海外音楽評論・論文紹介

音楽に関するレビューや学術論文の和訳、紹介をするブログです。

<Bandcamp Album of the Day>TALSounds, “Acquiesce”

Natalie ChamiがTALsoundsとしてリリースした最新作のジャケットにはマットレスの端が写された、無味乾燥な写真があしらわれている。ベッドには枕が置かれていて、その隣に置かれたナイトスタンドの上にはおばあちゃんの家においてあるようなアンティークのランプが鎮座している。一見するとこのイメージは単純で、無害ですらあるように見えるかもしれない。しかし二度、三度と見ていくと、そこに写っている詳細が見えてくる――写真の中央に写っている細いろうそくや、フレームのそこに収まっている毛羽立ったカーペット、そしてこの場面になんだか神秘的な輝きを与えるかのような、ポラロイド風の色調など。

Acquiesce』に収録されている音楽もまた、それと同じような感じで聞き手にこっそりと近づいてくる。彼女の5作目となるこの作品(そしてNNA Tapes移籍後初作品)でChamiは、相変わらずゆっくりと展開していくドローンへの愛着を探求しており、彼女のアナログ・シンセサイザーと優しい囁き声が、ランプで照らされた部屋に充満した銀色の煙のように重ねられている。彼女は前作『Love Sick』において、それまでのソロ作品(もしくはGood WillsmithBrett Nauckeのような同郷・シカゴのアーティストとの共演作品)に比べてより直接的にポップ・ミュージックを受け止めていた。しかし『Acquiesce』ではすべての音は漂っていて、シンセサイザーのいろいろな音の形を集めた豊かで心地よいアソートメントになっている。
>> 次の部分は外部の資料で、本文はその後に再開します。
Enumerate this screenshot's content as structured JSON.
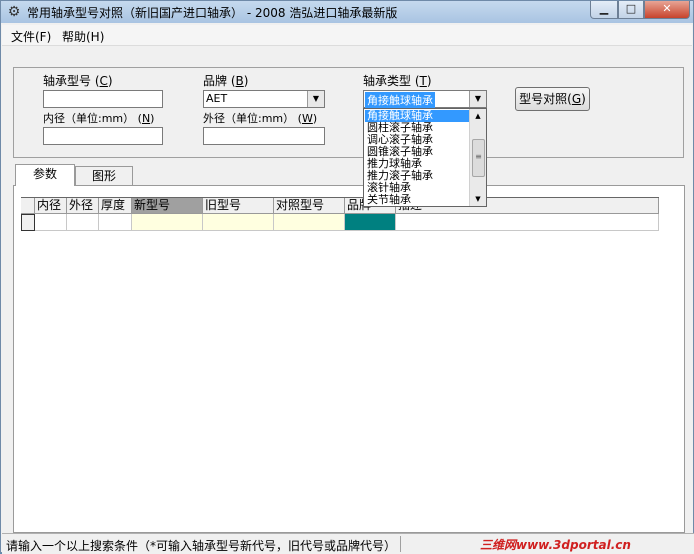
{
  "window": {
    "title": "常用轴承型号对照（新旧国产进口轴承） - 2008 浩弘进口轴承最新版",
    "icon": "gear-icon"
  },
  "menu": {
    "items": [
      "文件(F)",
      "帮助(H)"
    ]
  },
  "search": {
    "bearing_model_label": "轴承型号",
    "bearing_model_key": "C",
    "bearing_model_value": "",
    "brand_label": "品牌",
    "brand_key": "B",
    "brand_value": "AET",
    "bearing_type_label": "轴承类型",
    "bearing_type_key": "T",
    "bearing_type_value": "角接触球轴承",
    "inner_label": "内径（单位:mm）",
    "inner_key": "N",
    "inner_value": "",
    "outer_label": "外径（单位:mm）",
    "outer_key": "W",
    "outer_value": "",
    "compare_button_label": "型号对照",
    "compare_button_key": "G"
  },
  "bearing_type_dropdown": {
    "options": [
      "角接触球轴承",
      "圆柱滚子轴承",
      "调心滚子轴承",
      "圆锥滚子轴承",
      "推力球轴承",
      "推力滚子轴承",
      "滚针轴承",
      "关节轴承"
    ],
    "selected_index": 0
  },
  "tabs": [
    "参数",
    "图形"
  ],
  "table": {
    "columns": [
      "内径",
      "外径",
      "厚度",
      "新型号",
      "旧型号",
      "对照型号",
      "品牌",
      "描述"
    ],
    "rows": [
      [
        "",
        "",
        "",
        "",
        "",
        "",
        "",
        ""
      ]
    ]
  },
  "status": {
    "text": "请输入一个以上搜索条件（*可输入轴承型号新代号，旧代号或品牌代号）",
    "watermark": "三维网www.3dportal.cn"
  },
  "colors": {
    "selection": "#3399ff",
    "brand_cell": "#008080",
    "new_model_cell": "#ffffe0"
  }
}
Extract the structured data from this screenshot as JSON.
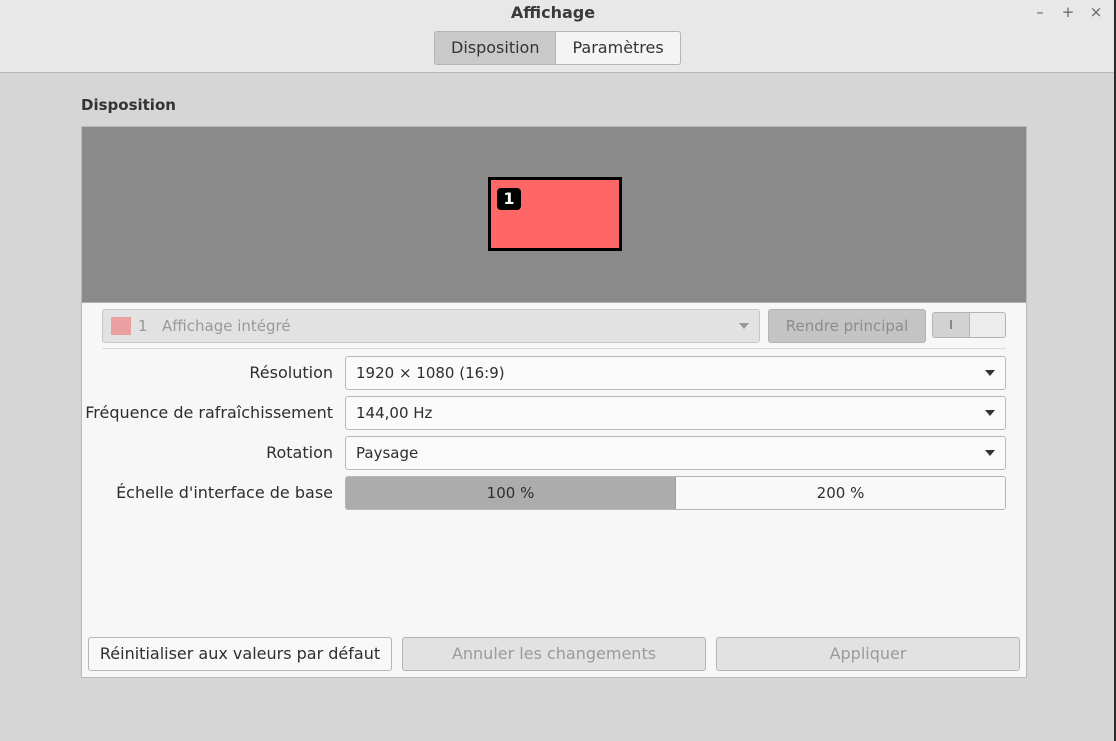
{
  "window": {
    "title": "Affichage",
    "controls": {
      "minimize": "–",
      "maximize": "+",
      "close": "×"
    }
  },
  "tabs": [
    {
      "label": "Disposition",
      "active": true
    },
    {
      "label": "Paramètres",
      "active": false
    }
  ],
  "section_title": "Disposition",
  "monitor": {
    "number": "1",
    "color": "#ff6666"
  },
  "monitor_select": {
    "number": "1",
    "name": "Affichage intégré",
    "swatch_color": "#eaa0a0"
  },
  "make_primary_label": "Rendre principal",
  "toggle_label": "I",
  "settings": {
    "resolution": {
      "label": "Résolution",
      "value": "1920 × 1080 (16:9)"
    },
    "refresh": {
      "label": "Fréquence de rafraîchissement",
      "value": "144,00 Hz"
    },
    "rotation": {
      "label": "Rotation",
      "value": "Paysage"
    },
    "scale": {
      "label": "Échelle d'interface de base",
      "options": [
        "100 %",
        "200 %"
      ],
      "selected": "100 %"
    }
  },
  "footer": {
    "reset": "Réinitialiser aux valeurs par défaut",
    "cancel": "Annuler les changements",
    "apply": "Appliquer"
  }
}
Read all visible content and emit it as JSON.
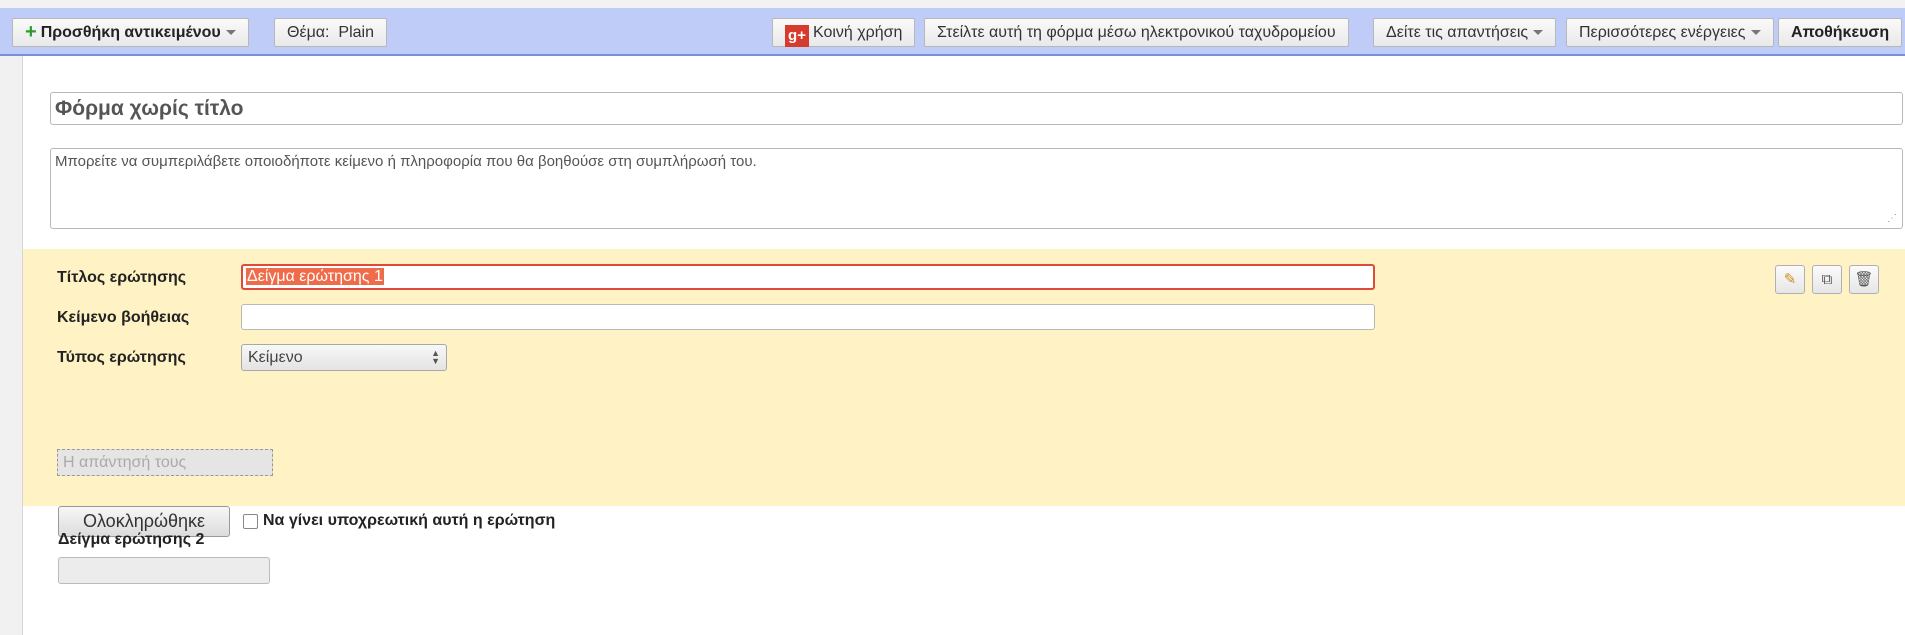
{
  "toolbar": {
    "add_item_label": "Προσθήκη αντικειμένου",
    "theme_prefix": "Θέμα:",
    "theme_value": "Plain",
    "share_label": "Κοινή χρήση",
    "email_form_label": "Στείλτε αυτή τη φόρμα μέσω ηλεκτρονικού ταχυδρομείου",
    "view_responses_label": "Δείτε τις απαντήσεις",
    "more_actions_label": "Περισσότερες ενέργειες",
    "save_label": "Αποθήκευση"
  },
  "form": {
    "title": "Φόρμα χωρίς τίτλο",
    "description": "Μπορείτε να συμπεριλάβετε οποιοδήποτε κείμενο ή πληροφορία που θα βοηθούσε στη συμπλήρωσή του."
  },
  "question_editor": {
    "title_label": "Τίτλος ερώτησης",
    "title_value": "Δείγμα ερώτησης 1",
    "help_label": "Κείμενο βοήθειας",
    "help_value": "",
    "type_label": "Τύπος ερώτησης",
    "type_value": "Κείμενο",
    "answer_placeholder": "Η απάντησή τους",
    "done_label": "Ολοκληρώθηκε",
    "required_label": "Να γίνει υποχρεωτική αυτή η ερώτηση",
    "required_checked": false
  },
  "question2": {
    "title": "Δείγμα ερώτησης 2"
  },
  "colors": {
    "toolbar_bg": "#bfccf8",
    "active_question_bg": "#fff2c4",
    "active_border": "#e04a3a",
    "selection": "#ef6c4a"
  },
  "icons": [
    "plus-icon",
    "google-plus-icon",
    "dropdown-caret-icon",
    "edit-pencil-icon",
    "duplicate-icon",
    "trash-icon",
    "resize-handle-icon"
  ]
}
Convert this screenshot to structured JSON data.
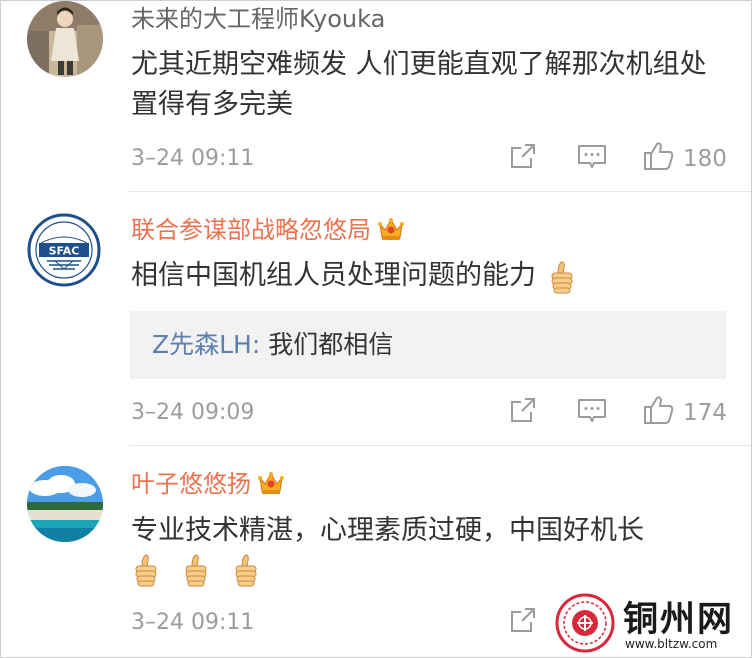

Chamiのインストゥルメンテーションは、憂鬱な物思いの中でダンスするような“Opening”や“No Rise”で聴かれるような曇りがかったものと、“Soar”のようなにじみ出る糖蜜の一滴にも似たドロッとした音の板、この2つの間を行き来する。時に、シンセサイザーが彼女の最も強力な武器でなくなることもある:微かな“Else”は消音されたゴロゴロという音で始まり、やがてChamiの渦を巻くような歌声が楽曲を飲み込んでいく。『Acquiesce』にはこのような瞬間がたくさん詰まっていて、Chamiは一見単純に見える要素からテクスチャの特性を引き出し、催眠の形を取るほどにそのサウンドを拡張してく。この作品を散歩中に聴けば、木々の間に溢れる木漏れ日に急に気がつくかも知れない。普通の世界を超えたところに隠れているなにか神秘的なものにChamiが気がついたように。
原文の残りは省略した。